We are inclined sometimes to aim at a false humility and so to be hindered in our attainment of true humility. We must be on our guard against errors in this.
Humility does not consist in shutting our eyes to the talents, ability, graces, and accomplishments that we possess. To do so is to refuse to acknowledge the good gifts that God had given us. If we have skill in music, in conversation, in painting, in languages, it is no humility to deny the fact. We ought to thank God for His goodness in bestowing upon us this talent. What is contrary to humility is to take the credit to ourselves, and to plume ourselves on what we have received from God.
Humility does not consist in self-depreciation and in running ourselves down before others. This is often a cloak for pride. Sometimes its object is to obtain from others the praise we deny to ourselves; sometimes it is a marked expression of discontent. The continual song: "What a poor worm am I!" is very much opposed to the spirit of the Catholic Church, and to the cheerfulness that every Christian ought to show in his words.
Nor does humility consist in, or even admit of discouragement. If we are discouraged, it generally means that we think more about our own success than about the glory of God. It means that we are not perfectly resigned; it means that our pride is wounded and our self-will thwarted, or that we have worldly motives in what we do, and seek honor from men and not from God. True humility is willing to fail in its projects if God so wills it. Examine yourself on these particulars, and see whether yours is true or false humility.
Prayer To Obtain Humility
O God, who resistest the proud, and givest thy grace to the humble, grant me that true humility of which thy adorable Son has left us the example. Notwithstanding the powerful obstacles which my natural inclinations oppose to this virtue, I ardently desire to learn of Him to be meek and humble of heart. I am filled with confusion, O Lord, when I reflect on my inordinate love of esteem and applause, my extreme fear of contempt and humiliation, my independence of spirit, my attachment to my own ideas and opinion, my secret satisfaction in success, my latent mortification at seeing others preferred, my insatiable desire of praise and honor. O Lord, I should despair of the cure of maladies so numerous and grievous, did not I know that thou art an Almighty Physician, to whom nothing is impossible. Cast on me, O my God, a look of compassion, and have mercy on me. Grant that I may know thee, to love thee alone ; that I may know myself, to comprehend the depth of my miseries.
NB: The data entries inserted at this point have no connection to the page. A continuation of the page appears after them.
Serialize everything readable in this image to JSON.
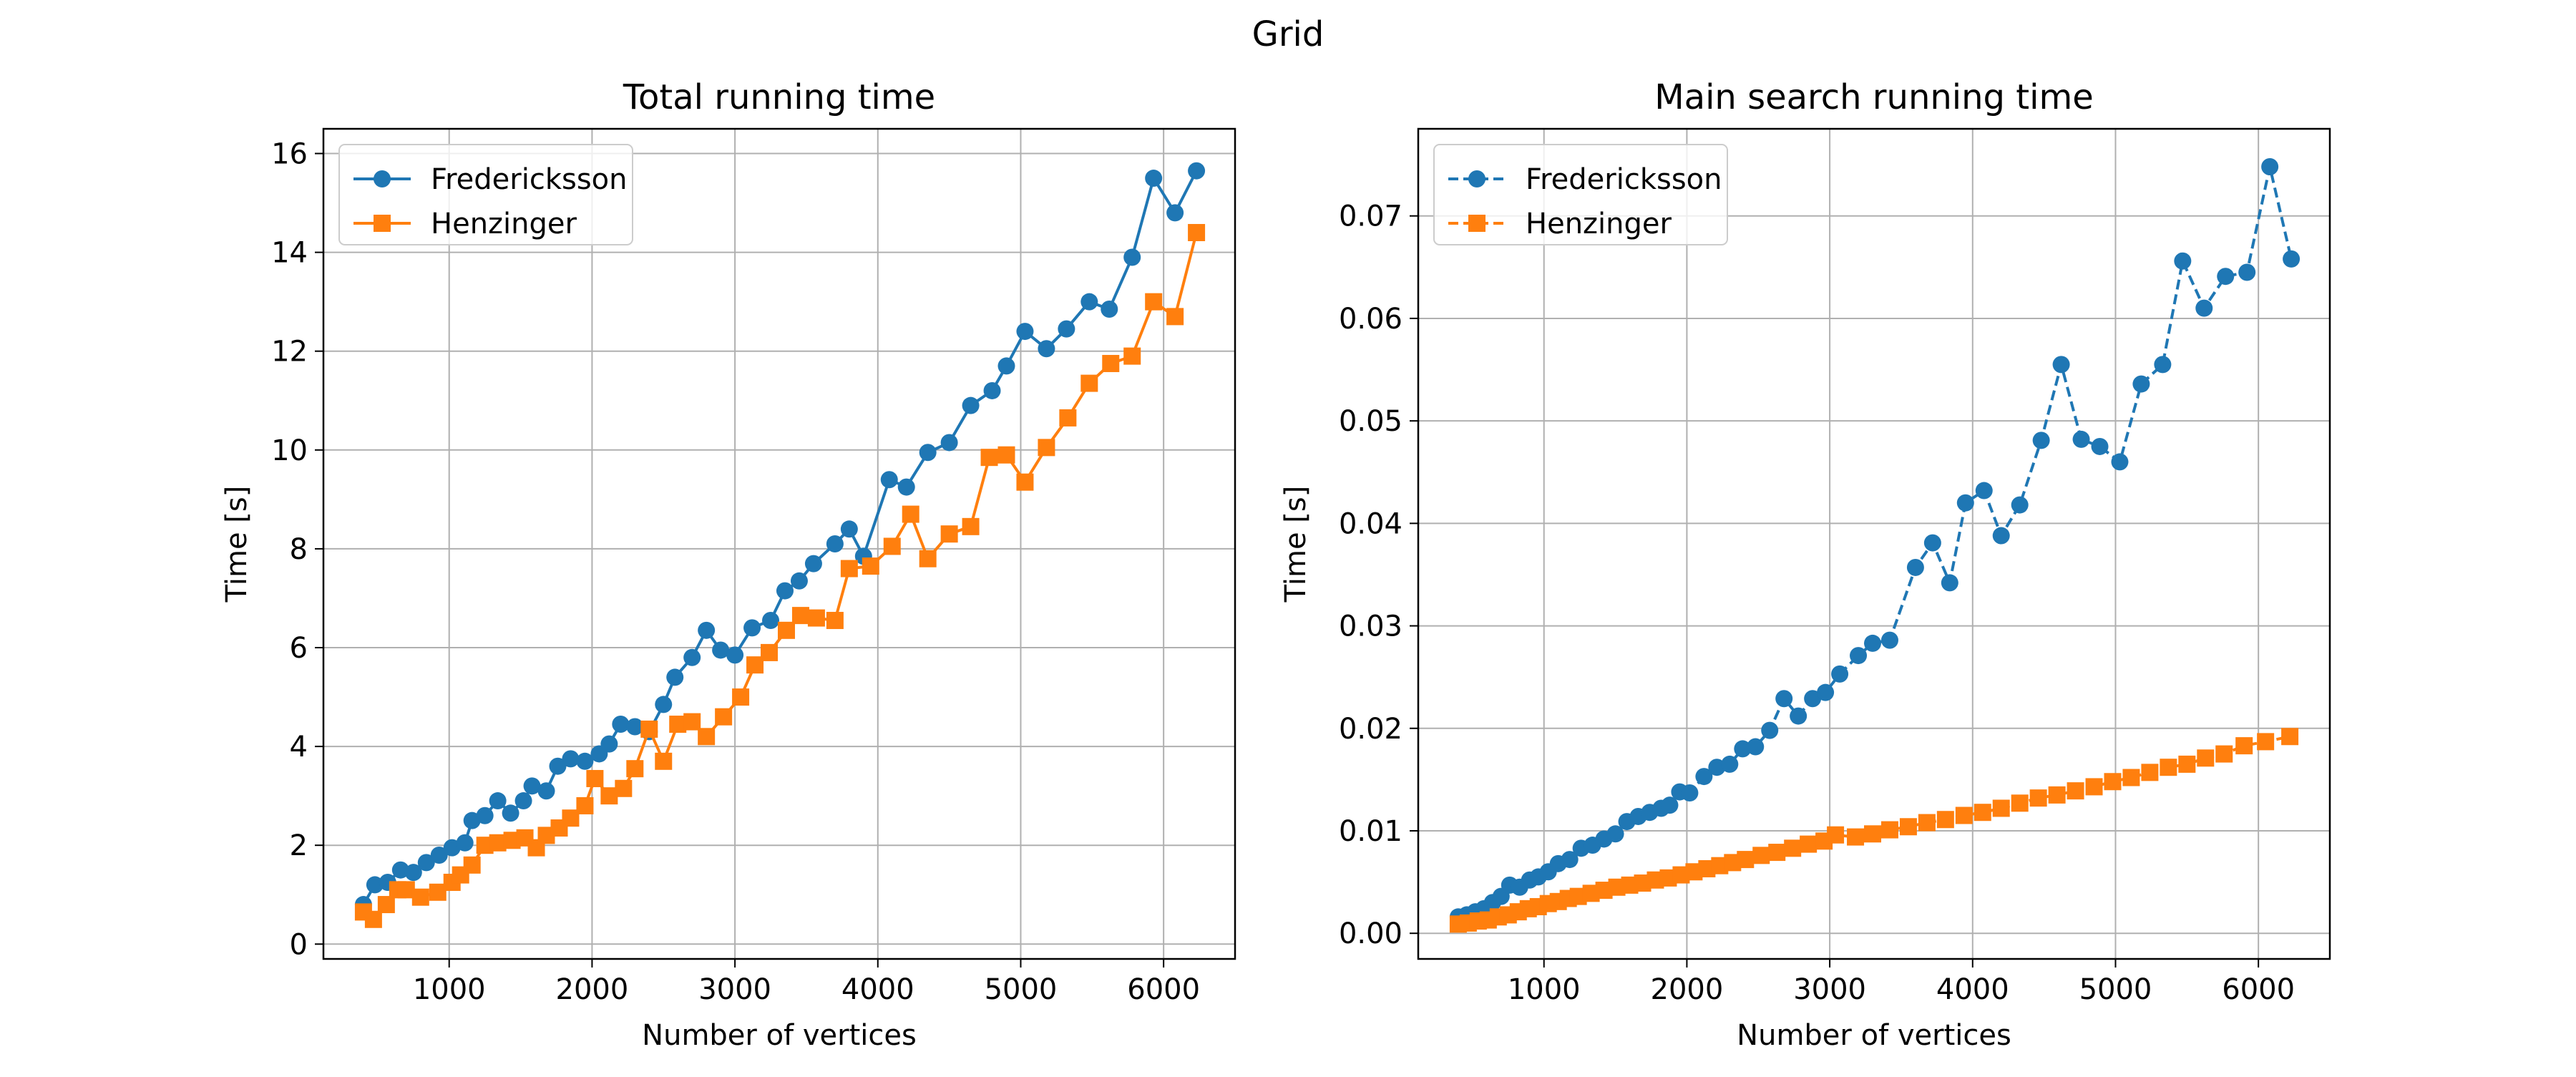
{
  "figure": {
    "suptitle": "Grid"
  },
  "chart_data": [
    {
      "type": "line",
      "title": "Total running time",
      "xlabel": "Number of vertices",
      "ylabel": "Time [s]",
      "xlim": [
        120,
        6500
      ],
      "ylim": [
        -0.3,
        16.5
      ],
      "xticks": [
        1000,
        2000,
        3000,
        4000,
        5000,
        6000
      ],
      "xtick_labels": [
        "1000",
        "2000",
        "3000",
        "4000",
        "5000",
        "6000"
      ],
      "yticks": [
        0,
        2,
        4,
        6,
        8,
        10,
        12,
        14,
        16
      ],
      "ytick_labels": [
        "0",
        "2",
        "4",
        "6",
        "8",
        "10",
        "12",
        "14",
        "16"
      ],
      "grid": true,
      "legend_position": "upper-left",
      "series": [
        {
          "name": "Fredericksson",
          "color": "#1f77b4",
          "marker": "circle",
          "linestyle": "solid",
          "points": [
            [
              400,
              0.8
            ],
            [
              480,
              1.2
            ],
            [
              570,
              1.25
            ],
            [
              660,
              1.5
            ],
            [
              750,
              1.45
            ],
            [
              840,
              1.65
            ],
            [
              930,
              1.8
            ],
            [
              1020,
              1.95
            ],
            [
              1110,
              2.05
            ],
            [
              1160,
              2.5
            ],
            [
              1250,
              2.6
            ],
            [
              1340,
              2.9
            ],
            [
              1430,
              2.65
            ],
            [
              1520,
              2.9
            ],
            [
              1580,
              3.2
            ],
            [
              1680,
              3.1
            ],
            [
              1760,
              3.6
            ],
            [
              1850,
              3.75
            ],
            [
              1950,
              3.7
            ],
            [
              2050,
              3.85
            ],
            [
              2120,
              4.05
            ],
            [
              2200,
              4.45
            ],
            [
              2300,
              4.4
            ],
            [
              2400,
              4.3
            ],
            [
              2500,
              4.85
            ],
            [
              2580,
              5.4
            ],
            [
              2700,
              5.8
            ],
            [
              2800,
              6.35
            ],
            [
              2900,
              5.95
            ],
            [
              3000,
              5.85
            ],
            [
              3120,
              6.4
            ],
            [
              3250,
              6.55
            ],
            [
              3350,
              7.15
            ],
            [
              3450,
              7.35
            ],
            [
              3550,
              7.7
            ],
            [
              3700,
              8.1
            ],
            [
              3800,
              8.4
            ],
            [
              3900,
              7.85
            ],
            [
              4080,
              9.4
            ],
            [
              4200,
              9.25
            ],
            [
              4350,
              9.95
            ],
            [
              4500,
              10.15
            ],
            [
              4650,
              10.9
            ],
            [
              4800,
              11.2
            ],
            [
              4900,
              11.7
            ],
            [
              5030,
              12.4
            ],
            [
              5180,
              12.05
            ],
            [
              5320,
              12.45
            ],
            [
              5480,
              13.0
            ],
            [
              5620,
              12.85
            ],
            [
              5780,
              13.9
            ],
            [
              5930,
              15.5
            ],
            [
              6080,
              14.8
            ],
            [
              6230,
              15.65
            ]
          ]
        },
        {
          "name": "Henzinger",
          "color": "#ff7f0e",
          "marker": "square",
          "linestyle": "solid",
          "points": [
            [
              400,
              0.65
            ],
            [
              470,
              0.5
            ],
            [
              560,
              0.8
            ],
            [
              640,
              1.1
            ],
            [
              700,
              1.1
            ],
            [
              800,
              0.95
            ],
            [
              920,
              1.05
            ],
            [
              1020,
              1.25
            ],
            [
              1080,
              1.4
            ],
            [
              1160,
              1.6
            ],
            [
              1250,
              2.0
            ],
            [
              1340,
              2.05
            ],
            [
              1440,
              2.1
            ],
            [
              1530,
              2.15
            ],
            [
              1610,
              1.95
            ],
            [
              1680,
              2.2
            ],
            [
              1770,
              2.35
            ],
            [
              1850,
              2.55
            ],
            [
              1950,
              2.8
            ],
            [
              2020,
              3.35
            ],
            [
              2120,
              3.0
            ],
            [
              2220,
              3.15
            ],
            [
              2300,
              3.55
            ],
            [
              2400,
              4.35
            ],
            [
              2500,
              3.7
            ],
            [
              2600,
              4.45
            ],
            [
              2700,
              4.5
            ],
            [
              2800,
              4.2
            ],
            [
              2920,
              4.6
            ],
            [
              3040,
              5.0
            ],
            [
              3140,
              5.65
            ],
            [
              3240,
              5.9
            ],
            [
              3360,
              6.35
            ],
            [
              3460,
              6.65
            ],
            [
              3570,
              6.6
            ],
            [
              3700,
              6.55
            ],
            [
              3800,
              7.6
            ],
            [
              3950,
              7.65
            ],
            [
              4100,
              8.05
            ],
            [
              4230,
              8.7
            ],
            [
              4350,
              7.8
            ],
            [
              4500,
              8.3
            ],
            [
              4650,
              8.45
            ],
            [
              4780,
              9.85
            ],
            [
              4900,
              9.9
            ],
            [
              5030,
              9.35
            ],
            [
              5180,
              10.05
            ],
            [
              5330,
              10.65
            ],
            [
              5480,
              11.35
            ],
            [
              5630,
              11.75
            ],
            [
              5780,
              11.9
            ],
            [
              5930,
              13.0
            ],
            [
              6080,
              12.7
            ],
            [
              6230,
              14.4
            ]
          ]
        }
      ]
    },
    {
      "type": "line",
      "title": "Main search running time",
      "xlabel": "Number of vertices",
      "ylabel": "Time [s]",
      "xlim": [
        120,
        6500
      ],
      "ylim": [
        -0.0025,
        0.0785
      ],
      "xticks": [
        1000,
        2000,
        3000,
        4000,
        5000,
        6000
      ],
      "xtick_labels": [
        "1000",
        "2000",
        "3000",
        "4000",
        "5000",
        "6000"
      ],
      "yticks": [
        0,
        0.01,
        0.02,
        0.03,
        0.04,
        0.05,
        0.06,
        0.07
      ],
      "ytick_labels": [
        "0.00",
        "0.01",
        "0.02",
        "0.03",
        "0.04",
        "0.05",
        "0.06",
        "0.07"
      ],
      "grid": true,
      "legend_position": "upper-left",
      "series": [
        {
          "name": "Fredericksson",
          "color": "#1f77b4",
          "marker": "circle",
          "linestyle": "dashed",
          "points": [
            [
              400,
              0.0016
            ],
            [
              460,
              0.0018
            ],
            [
              520,
              0.0021
            ],
            [
              580,
              0.0024
            ],
            [
              640,
              0.003
            ],
            [
              700,
              0.0036
            ],
            [
              760,
              0.0047
            ],
            [
              830,
              0.0045
            ],
            [
              900,
              0.0052
            ],
            [
              960,
              0.0055
            ],
            [
              1030,
              0.006
            ],
            [
              1100,
              0.0068
            ],
            [
              1180,
              0.0072
            ],
            [
              1260,
              0.0083
            ],
            [
              1340,
              0.0086
            ],
            [
              1420,
              0.0092
            ],
            [
              1500,
              0.0097
            ],
            [
              1580,
              0.0109
            ],
            [
              1660,
              0.0114
            ],
            [
              1740,
              0.0118
            ],
            [
              1820,
              0.0122
            ],
            [
              1880,
              0.0125
            ],
            [
              1950,
              0.0138
            ],
            [
              2020,
              0.0137
            ],
            [
              2120,
              0.0153
            ],
            [
              2210,
              0.0162
            ],
            [
              2300,
              0.0165
            ],
            [
              2390,
              0.018
            ],
            [
              2480,
              0.0182
            ],
            [
              2580,
              0.0198
            ],
            [
              2680,
              0.0229
            ],
            [
              2780,
              0.0212
            ],
            [
              2880,
              0.0229
            ],
            [
              2970,
              0.0235
            ],
            [
              3070,
              0.0253
            ],
            [
              3200,
              0.0271
            ],
            [
              3300,
              0.0283
            ],
            [
              3420,
              0.0286
            ],
            [
              3600,
              0.0357
            ],
            [
              3720,
              0.0381
            ],
            [
              3840,
              0.0342
            ],
            [
              3950,
              0.042
            ],
            [
              4080,
              0.0432
            ],
            [
              4200,
              0.0388
            ],
            [
              4330,
              0.0418
            ],
            [
              4480,
              0.0481
            ],
            [
              4620,
              0.0555
            ],
            [
              4760,
              0.0482
            ],
            [
              4890,
              0.0475
            ],
            [
              5030,
              0.046
            ],
            [
              5180,
              0.0536
            ],
            [
              5330,
              0.0555
            ],
            [
              5470,
              0.0656
            ],
            [
              5620,
              0.061
            ],
            [
              5770,
              0.0641
            ],
            [
              5920,
              0.0645
            ],
            [
              6080,
              0.0748
            ],
            [
              6230,
              0.0658
            ]
          ]
        },
        {
          "name": "Henzinger",
          "color": "#ff7f0e",
          "marker": "square",
          "linestyle": "dashed",
          "points": [
            [
              400,
              0.0009
            ],
            [
              470,
              0.001
            ],
            [
              540,
              0.0012
            ],
            [
              610,
              0.0013
            ],
            [
              680,
              0.0016
            ],
            [
              750,
              0.0018
            ],
            [
              820,
              0.0021
            ],
            [
              890,
              0.0024
            ],
            [
              960,
              0.0026
            ],
            [
              1030,
              0.0029
            ],
            [
              1100,
              0.0031
            ],
            [
              1170,
              0.0034
            ],
            [
              1240,
              0.0036
            ],
            [
              1330,
              0.0039
            ],
            [
              1420,
              0.0042
            ],
            [
              1510,
              0.0045
            ],
            [
              1600,
              0.0047
            ],
            [
              1690,
              0.0049
            ],
            [
              1780,
              0.0052
            ],
            [
              1870,
              0.0054
            ],
            [
              1960,
              0.0057
            ],
            [
              2050,
              0.006
            ],
            [
              2140,
              0.0063
            ],
            [
              2230,
              0.0066
            ],
            [
              2320,
              0.0069
            ],
            [
              2410,
              0.0072
            ],
            [
              2520,
              0.0076
            ],
            [
              2630,
              0.0079
            ],
            [
              2740,
              0.0083
            ],
            [
              2850,
              0.0087
            ],
            [
              2960,
              0.009
            ],
            [
              3040,
              0.0096
            ],
            [
              3180,
              0.0094
            ],
            [
              3300,
              0.0097
            ],
            [
              3420,
              0.0101
            ],
            [
              3550,
              0.0104
            ],
            [
              3680,
              0.0108
            ],
            [
              3810,
              0.0111
            ],
            [
              3940,
              0.0115
            ],
            [
              4070,
              0.0118
            ],
            [
              4200,
              0.0122
            ],
            [
              4330,
              0.0127
            ],
            [
              4460,
              0.0132
            ],
            [
              4590,
              0.0135
            ],
            [
              4720,
              0.0139
            ],
            [
              4850,
              0.0143
            ],
            [
              4980,
              0.0148
            ],
            [
              5110,
              0.0152
            ],
            [
              5240,
              0.0157
            ],
            [
              5370,
              0.0162
            ],
            [
              5500,
              0.0165
            ],
            [
              5630,
              0.0171
            ],
            [
              5760,
              0.0175
            ],
            [
              5900,
              0.0183
            ],
            [
              6050,
              0.0187
            ],
            [
              6220,
              0.0192
            ]
          ]
        }
      ]
    }
  ]
}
May I never forget the many motives that urge me to the practice of humility, the sins of my past life, my inclination to evil, my inconstancy in virtue, my tepidity in thy service, my ingratitude towards thee, my daily infidelities, and the innumerable defects which, notwithstanding my pride, I cannot disguise from myself. May I at length do myself justice, by sincerely believing myself to be the last of all creatures; may I henceforth shun praise as sedulously as I have hitherto sought it; may my only aim be to please thee, my only desire to be forgotten by the world; may the remembrance of the account I shall have to render of Thy graces, prove a perpetual stimulus to the practice of humility in the use of them. If by thy grace I am ever capable of doing any thing to promote Thy honor, I will refer the glory to thee
alone; I will think of the voluntary humiliations of my Savior; I will take Him for my model, that by attaining resemblance with Him, I may deserve to be one day ranked among His elect in the kingdom of heaven. Amen.